For militancy-hit children Diwali is a misnomer

Pradeep Dutta

Jammu, November 15: For the children of 23,000 families of border migrants putting up at various makeshift camps in J&K it was once again a dark Diwali - a grim reminder of tragic moments.

Few years back, Pakistani shells forced them to abandon their homes and settle in make-shift camps. Since then life has never been the same again.

Thirteen-year-old Pinkuji at Purkhoo migrant camp cannot bear the bang of crackers. ``He has been picking up fight all through the day with whoever bursts a cracker near his single room tenement,'' said his mother looking apparently worried over the unusual behaviour of her son.

The reason for Pinku's unusual behaviour can be traced back to 1990, when they lived happily in Pazalpora village of Baramulla (Kashmir). It was on Diwali day, when the whole locality was celebrating Diwali, a group of militants dragged his father out of the house and pumped bullets into his chest.

Though the sound of gunshots got submerged in the bursting crackers, the brutal image of the incident got entrenched forever in Pinku's mind. Even after 12 years, he continues to get irritated by cracker bursting.

It's not just Pinku for whom Diwali has assumed a distorted meaning. Eight-years-old Golu's wait for his father to arrive with a bag full of sweets and crackers once again ends in despair. A week before Diwali, he had been getting up early in the morning and marking the date on the calendar. Diwali is nearing and his father will bring lots of sweets and toys, he used to shout, little knowing that his father had attained martyrdom during the Kargil war.

It is tough for Golu's mother to console him. ``He is too young to understand the meaning of death."

Since morning he is asking whether this year, too, his father had forgotten the Diwali. ``..I have no answers,'' says wife of Kargil martyr, Sepoy Joginder Singh of 8 Sikh, who sacrificed his life at Tiger Hills while fighting the enemy.

Manjula Raman, who has done a research on the psychological impact on the children of armymen after their father's death, said: ``Papa's death makes them lose the secluded and protective atmosphere of the army cantonment. And suddenly living a civilians life does not gel perfectly with them.''

Stories from militancy-hit Doda and Kishtwar area are no less melancholic.
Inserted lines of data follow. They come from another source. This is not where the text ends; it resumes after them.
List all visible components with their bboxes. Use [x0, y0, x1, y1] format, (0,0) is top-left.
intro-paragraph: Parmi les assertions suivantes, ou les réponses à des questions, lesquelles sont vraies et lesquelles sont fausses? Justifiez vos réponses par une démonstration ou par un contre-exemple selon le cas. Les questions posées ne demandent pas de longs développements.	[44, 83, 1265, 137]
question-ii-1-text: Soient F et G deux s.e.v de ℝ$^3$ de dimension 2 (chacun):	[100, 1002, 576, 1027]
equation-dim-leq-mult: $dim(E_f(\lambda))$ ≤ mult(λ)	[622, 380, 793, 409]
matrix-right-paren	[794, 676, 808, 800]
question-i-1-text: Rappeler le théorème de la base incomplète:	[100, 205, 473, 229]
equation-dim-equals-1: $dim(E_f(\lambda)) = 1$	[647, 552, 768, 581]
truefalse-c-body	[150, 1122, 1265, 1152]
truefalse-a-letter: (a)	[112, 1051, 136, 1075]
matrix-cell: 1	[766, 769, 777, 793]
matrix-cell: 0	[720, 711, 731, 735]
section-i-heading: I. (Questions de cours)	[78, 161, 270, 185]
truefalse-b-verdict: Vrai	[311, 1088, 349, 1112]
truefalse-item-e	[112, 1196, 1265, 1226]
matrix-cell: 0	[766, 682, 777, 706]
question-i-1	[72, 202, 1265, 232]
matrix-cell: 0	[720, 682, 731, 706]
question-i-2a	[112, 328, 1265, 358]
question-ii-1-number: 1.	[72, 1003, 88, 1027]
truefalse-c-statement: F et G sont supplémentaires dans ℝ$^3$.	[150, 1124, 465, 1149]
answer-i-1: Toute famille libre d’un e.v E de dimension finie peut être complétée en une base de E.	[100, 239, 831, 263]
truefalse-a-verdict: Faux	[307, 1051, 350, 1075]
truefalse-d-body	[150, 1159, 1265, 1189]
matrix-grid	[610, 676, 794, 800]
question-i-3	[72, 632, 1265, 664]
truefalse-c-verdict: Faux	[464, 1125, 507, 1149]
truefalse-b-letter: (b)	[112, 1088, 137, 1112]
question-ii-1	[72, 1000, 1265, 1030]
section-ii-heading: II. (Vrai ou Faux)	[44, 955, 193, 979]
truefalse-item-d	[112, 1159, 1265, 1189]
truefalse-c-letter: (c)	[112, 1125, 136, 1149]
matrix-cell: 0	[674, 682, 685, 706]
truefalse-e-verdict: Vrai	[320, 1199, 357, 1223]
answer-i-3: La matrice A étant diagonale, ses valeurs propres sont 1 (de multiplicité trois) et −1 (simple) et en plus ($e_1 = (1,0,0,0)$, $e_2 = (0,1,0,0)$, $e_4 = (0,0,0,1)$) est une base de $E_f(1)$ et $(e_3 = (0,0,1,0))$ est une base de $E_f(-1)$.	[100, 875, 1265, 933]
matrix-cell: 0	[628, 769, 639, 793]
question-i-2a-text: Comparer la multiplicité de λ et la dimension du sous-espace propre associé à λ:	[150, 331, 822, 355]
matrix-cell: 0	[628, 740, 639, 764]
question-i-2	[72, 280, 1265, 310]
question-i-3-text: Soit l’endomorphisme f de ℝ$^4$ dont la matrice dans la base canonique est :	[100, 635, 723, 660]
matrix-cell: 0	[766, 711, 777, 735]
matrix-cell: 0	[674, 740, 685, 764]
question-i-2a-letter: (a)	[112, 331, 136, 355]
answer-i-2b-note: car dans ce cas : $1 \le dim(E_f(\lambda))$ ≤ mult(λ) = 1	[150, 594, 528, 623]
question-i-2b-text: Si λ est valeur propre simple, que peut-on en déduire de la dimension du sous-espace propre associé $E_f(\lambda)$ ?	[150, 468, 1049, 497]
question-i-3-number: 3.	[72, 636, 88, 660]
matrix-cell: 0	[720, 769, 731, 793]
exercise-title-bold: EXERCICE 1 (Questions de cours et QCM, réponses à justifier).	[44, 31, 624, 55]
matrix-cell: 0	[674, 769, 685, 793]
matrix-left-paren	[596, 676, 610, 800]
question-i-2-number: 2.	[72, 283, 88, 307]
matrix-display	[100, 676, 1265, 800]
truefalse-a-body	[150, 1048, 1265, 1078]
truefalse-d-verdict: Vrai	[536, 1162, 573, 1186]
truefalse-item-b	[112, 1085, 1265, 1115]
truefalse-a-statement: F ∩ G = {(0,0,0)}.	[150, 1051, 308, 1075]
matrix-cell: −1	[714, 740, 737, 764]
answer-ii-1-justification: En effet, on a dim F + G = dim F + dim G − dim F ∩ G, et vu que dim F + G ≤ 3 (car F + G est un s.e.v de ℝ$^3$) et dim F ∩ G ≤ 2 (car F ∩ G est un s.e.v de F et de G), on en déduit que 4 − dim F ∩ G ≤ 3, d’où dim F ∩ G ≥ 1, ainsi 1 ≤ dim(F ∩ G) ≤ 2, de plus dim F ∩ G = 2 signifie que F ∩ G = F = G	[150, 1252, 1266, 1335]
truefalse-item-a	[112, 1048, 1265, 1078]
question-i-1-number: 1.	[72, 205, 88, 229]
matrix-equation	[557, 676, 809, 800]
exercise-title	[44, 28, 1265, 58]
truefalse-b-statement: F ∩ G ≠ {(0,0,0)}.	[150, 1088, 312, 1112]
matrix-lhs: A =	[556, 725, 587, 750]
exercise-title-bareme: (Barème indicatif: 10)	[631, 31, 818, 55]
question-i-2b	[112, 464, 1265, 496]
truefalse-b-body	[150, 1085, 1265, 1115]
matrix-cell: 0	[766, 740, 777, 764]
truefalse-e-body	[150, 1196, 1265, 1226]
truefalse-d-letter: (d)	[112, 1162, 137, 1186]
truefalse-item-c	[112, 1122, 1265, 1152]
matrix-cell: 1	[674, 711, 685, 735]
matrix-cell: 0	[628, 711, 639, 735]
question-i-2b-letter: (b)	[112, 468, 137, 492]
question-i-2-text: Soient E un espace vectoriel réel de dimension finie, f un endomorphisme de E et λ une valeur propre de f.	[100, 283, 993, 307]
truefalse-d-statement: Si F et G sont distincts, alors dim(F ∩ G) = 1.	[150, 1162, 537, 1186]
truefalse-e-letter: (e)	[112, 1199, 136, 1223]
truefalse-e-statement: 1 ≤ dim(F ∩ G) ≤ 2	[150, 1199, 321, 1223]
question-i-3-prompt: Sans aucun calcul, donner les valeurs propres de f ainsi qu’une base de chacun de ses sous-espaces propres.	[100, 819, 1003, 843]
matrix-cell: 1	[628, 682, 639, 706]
For these children, this festival means, occupying the Home (the name for orphanages) gates till evening, waiting that some good Samaritan might turn up with sweet meat and crackers so that they too can celebrate the festival.

In one corner of an orphanage is sitting Vijay Kumar, 12, trying his best to restore smile on the face of his eight-year-old cousin Anil Kumar, who is angry as on this day too his mother failed to keep her promise of sending sweets.

``How do I tell him that at their home many a times his sisters and mother have to sleep without food,'' said Vipin.

Ever since Kumar's father was killed by militants, his mother had to work as a labourer to keep the kitchen fire stoked. At times she can hardly earn anything to get food for the members waiting for her at home.

In one of the camps, Rano Devi, a mother of two handicapped children, Ajay and Suresh, held the hands of this reporter and took him into a dingy room.

Glancing at her sons, she said, the two had been pestering her to take them home so that they could celebrate Diwali in the same spirit as before.

``Ma wahan roshni thi, yahan ki tarah andhera nahin, they tell me,'' rued Rano.

Like Rano, many a mothers of violence-hit victims can only try to make their children understand that they have to learn to live in this darkness till peace is restored. But when that day will arrive? Nobody knows.